Im Zusammenhang mit den Begriffen "Integration" und "Inklusion" fallen zwei Dinge auf. Erstens wird der ältere Integrationsbegriff im aktuellen gesellschaftlichen Diskurs fast ausschließlich im Hinblick auf Menschen mit Migrationshintergrund gebraucht. So startete der Deutsche Olympische Sportbund (DOSB) - damals noch als Deutscher Sportbund (DSB) - vor über 20 Jahren seine "Sport für alle"-Initiative, die sich jedoch bis heute in erster Linie auf Menschen mit Migrationshintergrund bezieht. Zweitens fällt auf, dass im allgemeinen deutschen Sprachgebrauch der neuere Begriff "Inklusion" noch wenig verankert ist bzw. synonym zum Integrationsbegriff verwendet wird.[8] Wichtig ist jedoch hervorzuheben, dass es hier eine klare Abgrenzung bzw. Weiterentwicklung gibt.

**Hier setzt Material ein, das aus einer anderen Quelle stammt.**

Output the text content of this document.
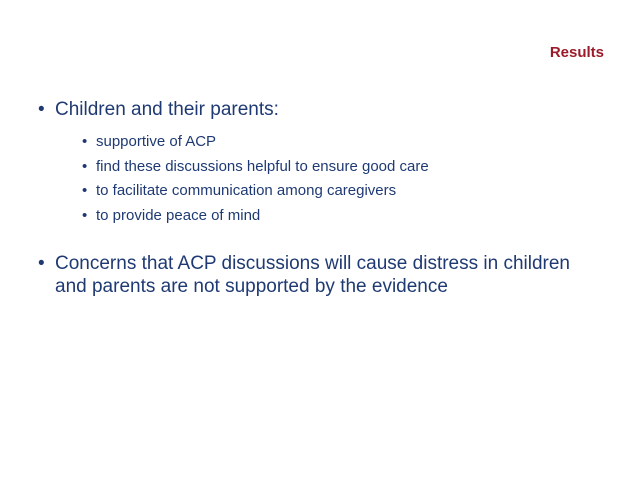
Results
• Children and their parents:
• supportive of ACP
• find these discussions helpful to ensure good care
• to facilitate communication among caregivers
• to provide peace of mind
• Concerns that ACP discussions will cause distress in children and parents are not supported by the evidence
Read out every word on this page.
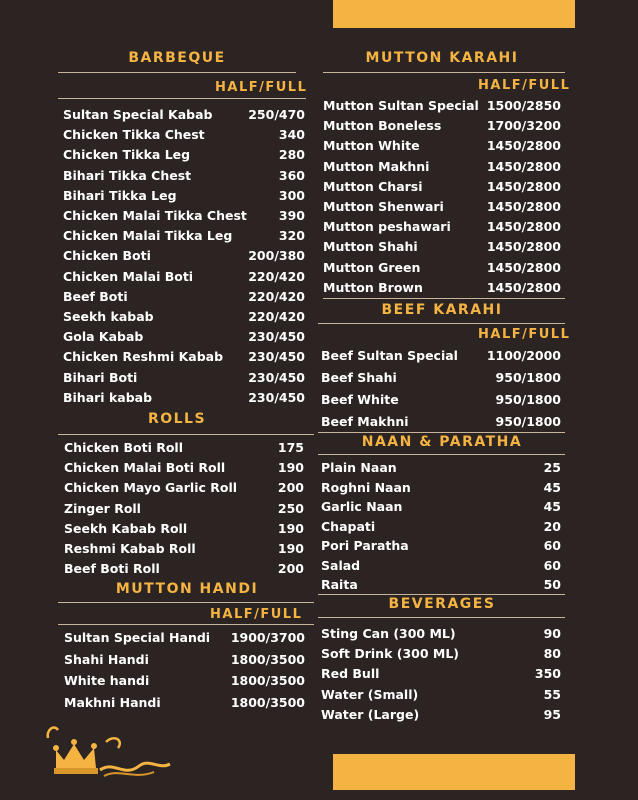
BARBEQUE
HALF/FULL
Sultan Special Kabab	250/470
Chicken Tikka Chest	340
Chicken Tikka Leg	280
Bihari Tikka Chest	360
Bihari Tikka Leg	300
Chicken Malai Tikka Chest	390
Chicken Malai Tikka Leg	320
Chicken Boti	200/380
Chicken Malai Boti	220/420
Beef Boti	220/420
Seekh kabab	220/420
Gola Kabab	230/450
Chicken Reshmi Kabab 230/450
Bihari Boti	230/450
Bihari kabab	230/450
ROLLS
Chicken Boti Roll	175
Chicken Malai Boti Roll	190
Chicken Mayo Garlic Roll	200
Zinger Roll	250
Seekh Kabab Roll	190
Reshmi Kabab Roll	190
Beef Boti Roll	200
MUTTON HANDI
HALF/FULL
Sultan Special Handi 1900/3700
Shahi Handi	1800/3500
White handi	1800/3500
Makhni Handi	1800/3500
MUTTON KARAHI
HALF/FULL
Mutton Sultan Special 1500/2850
Mutton Boneless	1700/3200
Mutton White	1450/2800
Mutton Makhni	1450/2800
Mutton Charsi	1450/2800
Mutton Shenwari	1450/2800
Mutton peshawari	1450/2800
Mutton Shahi	1450/2800
Mutton Green	1450/2800
Mutton Brown	1450/2800
BEEF KARAHI
HALF/FULL
Beef Sultan Special 1100/2000
Beef Shahi	950/1800
Beef White	950/1800
Beef Makhni	950/1800
NAAN & PARATHA
Plain Naan	25
Roghni Naan	45
Garlic Naan	45
Chapati	20
Pori Paratha	60
Salad	60
Raita	50
BEVERAGES
Sting Can (300 ML)	90
Soft Drink (300 ML)	80
Red Bull	350
Water (Small)	55
Water (Large)	95
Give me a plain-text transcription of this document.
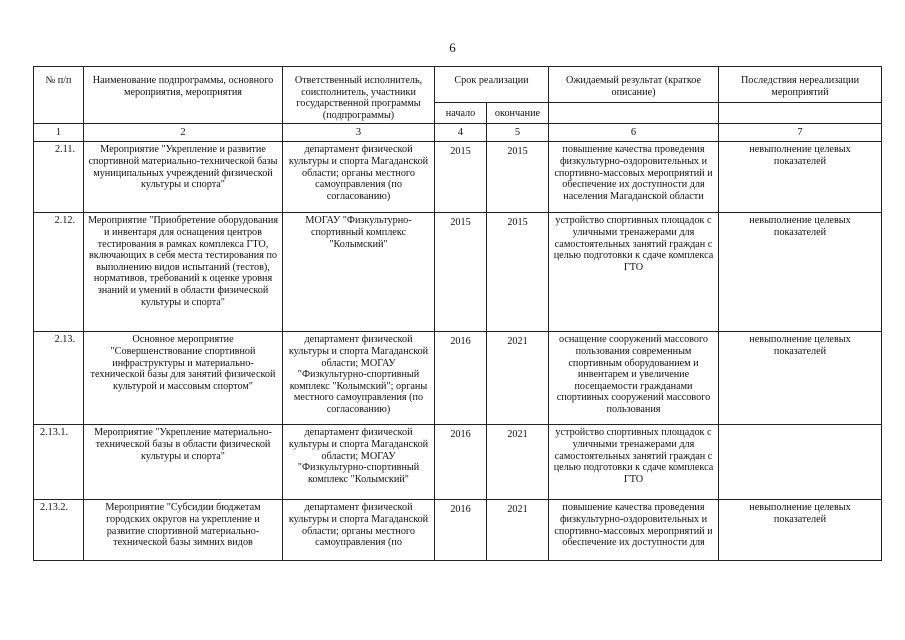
6
№ п/п	Наименование подпрограммы, основного мероприятия, мероприятия	Ответственный исполнитель, соисполнитель, участники государственной программы (подпрограммы)	Срок реализации		Ожидаемый результат (краткое описание)	Последствия нереализации мероприятий
			начало	окончание		
1	2	3	4	5	6	7
2.11.	Мероприятие "Укрепление и развитие спортивной материально-технической базы муниципальных учреждений физической культуры и спорта"	департамент физической культуры и спорта Магаданской области; органы местного самоуправления (по согласованию)	2015	2015	повышение качества проведения физкультурно-оздоровительных и спортивно-массовых мероприятий и обеспечение их доступности для населения Магаданской области	невыполнение целевых показателей
2.12.	Мероприятие "Приобретение оборудования и инвентаря для оснащения центров тестирования в рамках комплекса ГТО, включающих в себя места тестирования по выполнению видов испытаний (тестов), нормативов, требований к оценке уровня знаний и умений в области физической культуры и спорта"	МОГАУ "Физкультурно-спортивный комплекс "Колымский"	2015	2015	устройство спортивных площадок с уличными тренажерами для самостоятельных занятий граждан с целью подготовки к сдаче комплекса ГТО	невыполнение целевых показателей
2.13.	Основное мероприятие "Совершенствование спортивной инфраструктуры и материально-технической базы для занятий физической культурой и массовым спортом"	департамент физической культуры и спорта Магаданской области; МОГАУ "Физкультурно-спортивный комплекс "Колымский"; органы местного самоуправления (по согласованию)	2016	2021	оснащение сооружений массового пользования современным спортивным оборудованием и инвентарем и увеличение посещаемости гражданами спортивных сооружений массового пользования	невыполнение целевых показателей
2.13.1.	Мероприятие "Укрепление материально-технической базы в области физической культуры и спорта"	департамент физической культуры и спорта Магаданской области; МОГАУ "Физкультурно-спортивный комплекс "Колымский"	2016	2021	устройство спортивных площадок с уличными тренажерами для самостоятельных занятий граждан с целью подготовки к сдаче комплекса ГТО	
2.13.2.	Мероприятие "Субсидии бюджетам городских округов на укрепление и развитие спортивной материально-технической базы зимних видов	департамент физической культуры и спорта Магаданской области; органы местного самоуправления (по	2016	2021	повышение качества проведения физкультурно-оздоровительных и спортивно-массовых мероприятий и обеспечение их доступности для	невыполнение целевых показателей
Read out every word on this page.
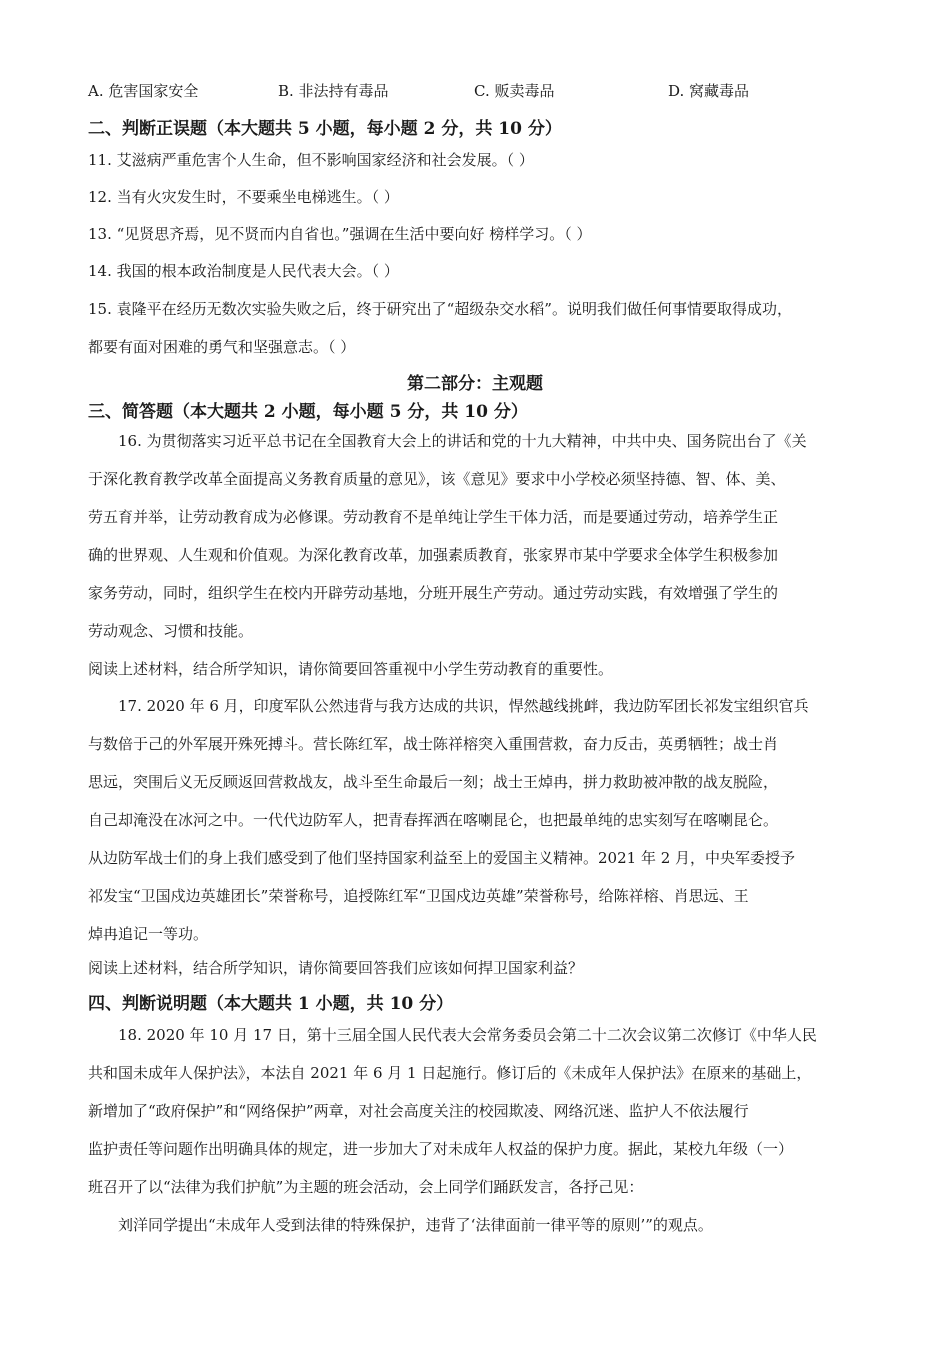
A. 危害国家安全	B. 非法持有毒品	C. 贩卖毒品	D. 窝藏毒品
二、判断正误题（本大题共 5 小题，每小题 2 分，共 10 分）
11. 艾滋病严重危害个人生命，但不影响国家经济和社会发展。（ ）
12. 当有火灾发生时，不要乘坐电梯逃生。（ ）
13. “见贤思齐焉，见不贤而内自省也。”强调在生活中要向好 榜样学习。（ ）
14. 我国的根本政治制度是人民代表大会。（ ）
15. 袁隆平在经历无数次实验失败之后，终于研究出了“超级杂交水稻”。说明我们做任何事情要取得成功，
都要有面对困难的勇气和坚强意志。（ ）
第二部分：主观题
三、简答题（本大题共 2 小题，每小题 5 分，共 10 分）
16. 为贯彻落实习近平总书记在全国教育大会上的讲话和党的十九大精神，中共中央、国务院出台了《关
于深化教育教学改革全面提高义务教育质量的意见》，该《意见》要求中小学校必须坚持德、智、体、美、
劳五育并举，让劳动教育成为必修课。劳动教育不是单纯让学生干体力活，而是要通过劳动，培养学生正
确的世界观、人生观和价值观。为深化教育改革，加强素质教育，张家界市某中学要求全体学生积极参加
家务劳动，同时，组织学生在校内开辟劳动基地，分班开展生产劳动。通过劳动实践，有效增强了学生的
劳动观念、习惯和技能。
阅读上述材料，结合所学知识，请你简要回答重视中小学生劳动教育的重要性。
17. 2020 年 6 月，印度军队公然违背与我方达成的共识，悍然越线挑衅，我边防军团长祁发宝组织官兵
与数倍于己的外军展开殊死搏斗。营长陈红军，战士陈祥榕突入重围营救，奋力反击，英勇牺牲；战士肖
思远，突围后义无反顾返回营救战友，战斗至生命最后一刻；战士王焯冉，拼力救助被冲散的战友脱险，
自己却淹没在冰河之中。一代代边防军人，把青春挥洒在喀喇昆仑，也把最单纯的忠实刻写在喀喇昆仑。
从边防军战士们的身上我们感受到了他们坚持国家利益至上的爱国主义精神。2021 年 2 月，中央军委授予
祁发宝“卫国戍边英雄团长”荣誉称号，追授陈红军“卫国戍边英雄”荣誉称号，给陈祥榕、肖思远、王
焯冉追记一等功。
阅读上述材料，结合所学知识，请你简要回答我们应该如何捍卫国家利益？
四、判断说明题（本大题共 1 小题，共 10 分）
18. 2020 年 10 月 17 日，第十三届全国人民代表大会常务委员会第二十二次会议第二次修订《中华人民
共和国未成年人保护法》，本法自 2021 年 6 月 1 日起施行。修订后的《未成年人保护法》在原来的基础上，
新增加了“政府保护”和“网络保护”两章，对社会高度关注的校园欺凌、网络沉迷、监护人不依法履行
监护责任等问题作出明确具体的规定，进一步加大了对未成年人权益的保护力度。据此，某校九年级（一）
班召开了以“法律为我们护航”为主题的班会活动，会上同学们踊跃发言，各抒己见：
刘洋同学提出“未成年人受到法律的特殊保护，违背了‘法律面前一律平等的原则’”的观点。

Im Zuge eines Integrationsprozesses wird ein Individuum (einer sozialen Randgruppe) in ein bestehendes System aufgenommen, welches ursprünglich nicht analog seiner Bedürfnisse konzipiert worden ist; infolgedessen muss dieses Individuum aus eigener Kraft versuchen, sich an das bestehende System mit seinen kulturellen Standards anzupassen. So lautet in Bezug auf den Integrationsprozess im Handlungsfeld Sport die Frage: Was muss eine sportinteressierte Person mit Behinderung tun, um an einem bestehenden (Regel)Sportangebot teilnehmen zu können? Im Gegensatz dazu erfordert der inklusive Ansatz weniger einen Anpassungsprozess auf individueller Ebene als vielmehr einen Veränderungsprozess auf institutioneller Ebene. Insofern muss im Rahmen des Inklusionsprozesses der Frage nachgegangen werden, wie Sportangebote auf allen Ebenen (Breiten-, Schul- und Spitzensport) gestaltet sein müssen, um die Teilhabe aller Mitglieder einer heterogenen Gesellschaft mit all ihren vielfältigen sozialen Merkmalen zu ermöglichen.

Fußnoten

6.
Parallele Entwicklungen waren im Bildungsbereich zu verzeichnen; neben den bestehenden Schulen mit unterschiedlichen sonderpädagogischen Förderschwerpunkten entstanden auf Initiative engagierter Eltern vereinzelt Pilotprojekte zur integrativen Beschulung. Vgl. Fred Ziebarth, Gelingensbedingungen für eine inklusive Pädagogik, in: Sonderpädagogik in Berlin, (2010) 2, S. 5-10.
7.
Vgl. Friedhelm Fediuk, Sport in heterogenen Gruppen. Integrative Prozesse in Sportgruppen mit behinderten und benachteiligten Menschen, Aachen 2008.
8.
Im Gegensatz dazu wurde der Begriff inclusion in den angloamerikanischen Ländern bereits in den 1990er Jahren in Abgrenzung zu mainstreaming und integration verwendet. Zum Inklusionsbegriff im fachwissenschaftlichen Diskurs in Deutschland vgl. z.B. Alfred Sander, Konzepte einer inklusiven Pädagogik, in: Zeitschrift für Heilpädagogik, (2004) 5, S. 240-244.